Two economists study issues concerning measurement of poverty, patterns and determinants. Data for the years for the current decade do not establish that growth contributed to significant poverty reduction. There was stagnation in agriculture and the Dalits and adivasis who are still engaged as agricultural labourers have the highest incidence of poverty. There is close correlation between poverty and social structure in India, and, in particular, the persistence of caste-based social hierarchy of occupations in rural India.

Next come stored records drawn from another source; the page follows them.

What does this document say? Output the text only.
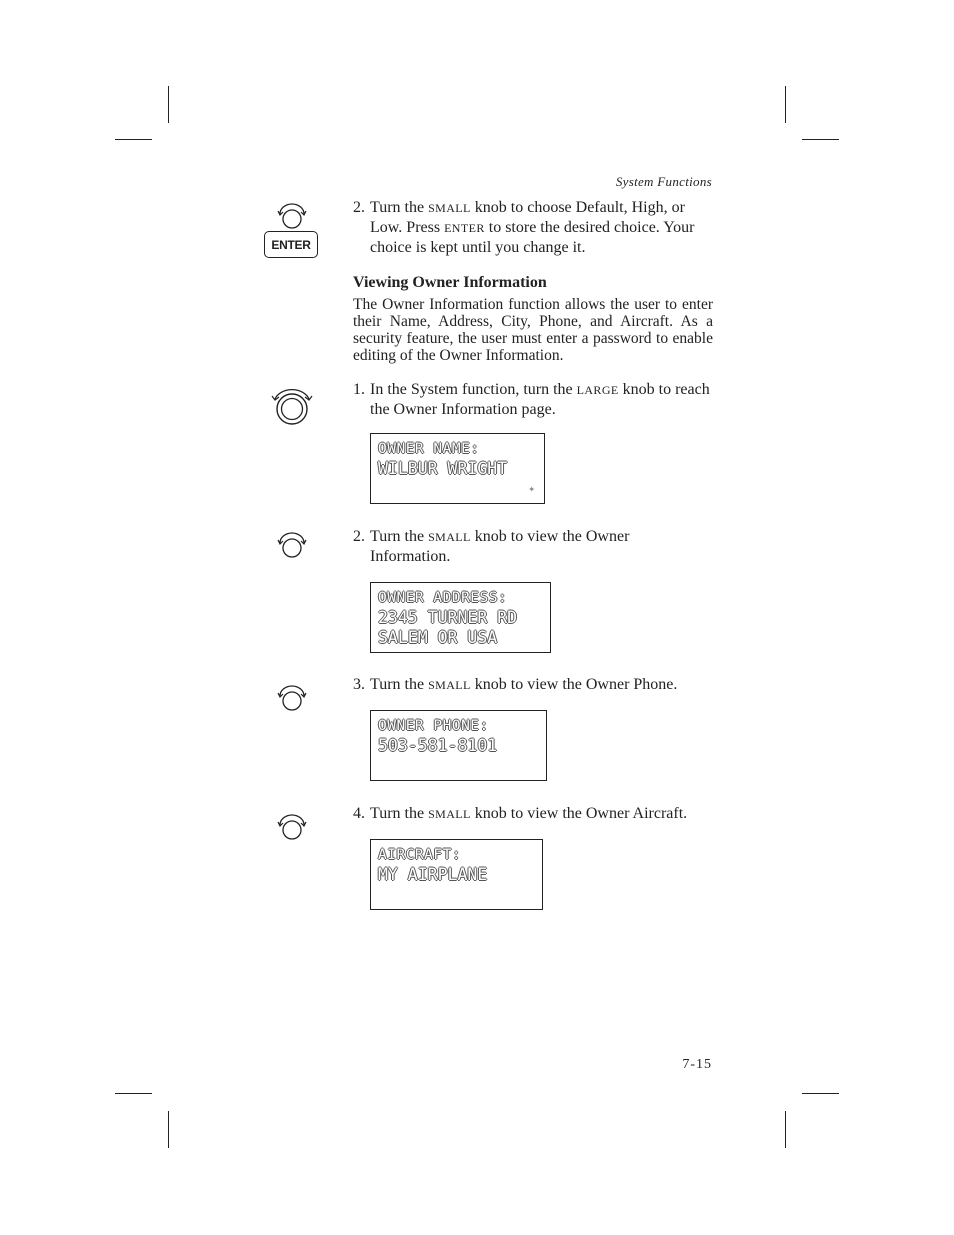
System Functions
ENTER
2. Turn the SMALL knob to choose Default, High, or Low. Press ENTER to store the desired choice. Your choice is kept until you change it.
Viewing Owner Information
The Owner Information function allows the user to enter their Name, Address, City, Phone, and Aircraft. As a security feature, the user must enter a password to enable editing of the Owner Information.
1. In the System function, turn the LARGE knob to reach the Owner Information page.
OWNER NAME:
WILBUR WRIGHT
✦
2. Turn the SMALL knob to view the Owner Information.
OWNER ADDRESS:
2345 TURNER RD
SALEM OR USA
3. Turn the SMALL knob to view the Owner Phone.
OWNER PHONE:
503-581-8101
4. Turn the SMALL knob to view the Owner Aircraft.
AIRCRAFT:
MY AIRPLANE
7-15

Penny Vera-Sanso of the University of London has spent several years studying the conditions of the ageing poor in the slums of Chennai. Her findings are disturbing and overturn the conventional, middle class perception about them. Apart from the demographic transition which increases the number of the aged, especially women, other factors deepen their vulnerability. The increase in labour supply depresses wages and wage reduction pushes families to send more into the labour market, in particular the elderly. Children are unable to complete education beyond the fifth class. Aged people are driven to take up jobs in service sectors such as hospitality and security. “Contrary to received wisdom, the flow of income, assets, and labour is more often down the generations than up.”

Part II of the book examines policies towards targeting poor. The targeted approaches work well when aimed at a small minority. The number game is more to restrict the budgetary (fiscal) outlays than to serve the society at large. Targeting the poor may keep the poor alive and the economy growing. “But we will be a long way from being a developed country.” Later day attempts to marketise welfare or social security measures have adverse consequences. It results in the withdrawal of the state. The well-to-do groups avoid state schools and state schools become the refuge for the poor. Similar is the fate of state hospitals.

One chapter studies the fascinating and complex relations between education and rural poverty in Chhatisgarh. It offers an insight into social mores that prevent children from getting higher education. Girls become liabilities in the marriage market and educated boys become unemployable in agriculture. It is distressing to be told that “without the guarantee of viable economic returns, people living in rural poverty will remain reluctant to invest in schooling beyond Class 5.”

The chapter on agricultural dynamics in Cauvery Delta offers a refreshing contrast to other chapters. It shows how the working of democratic forces since mid-1960s through the Dravidian and Left parties has led to “a general rise in living standards … with modest agricultural growth, local industrialisation and an active role for the state.”

Barbara Harris-White dampens this optimism with her attack on the perils of following neo-liberal policies based on ‘marketisation’ and ‘commodification.’ As she adds, “… states like Tamil Nadu rub political salt in the wound by expanding the state-owned outlets for alcohol into rural villages.” Expenditure on freebies is met out of excise revenues, which drives more and more families into debt and deeper into the poverty pit.

This book is the result of dedicated research by scholars who have spent years on field work in parts of India with commitment and compassion for the poor. It deserves to be on the top drawer of policymakers and institutions teaching Development Economics.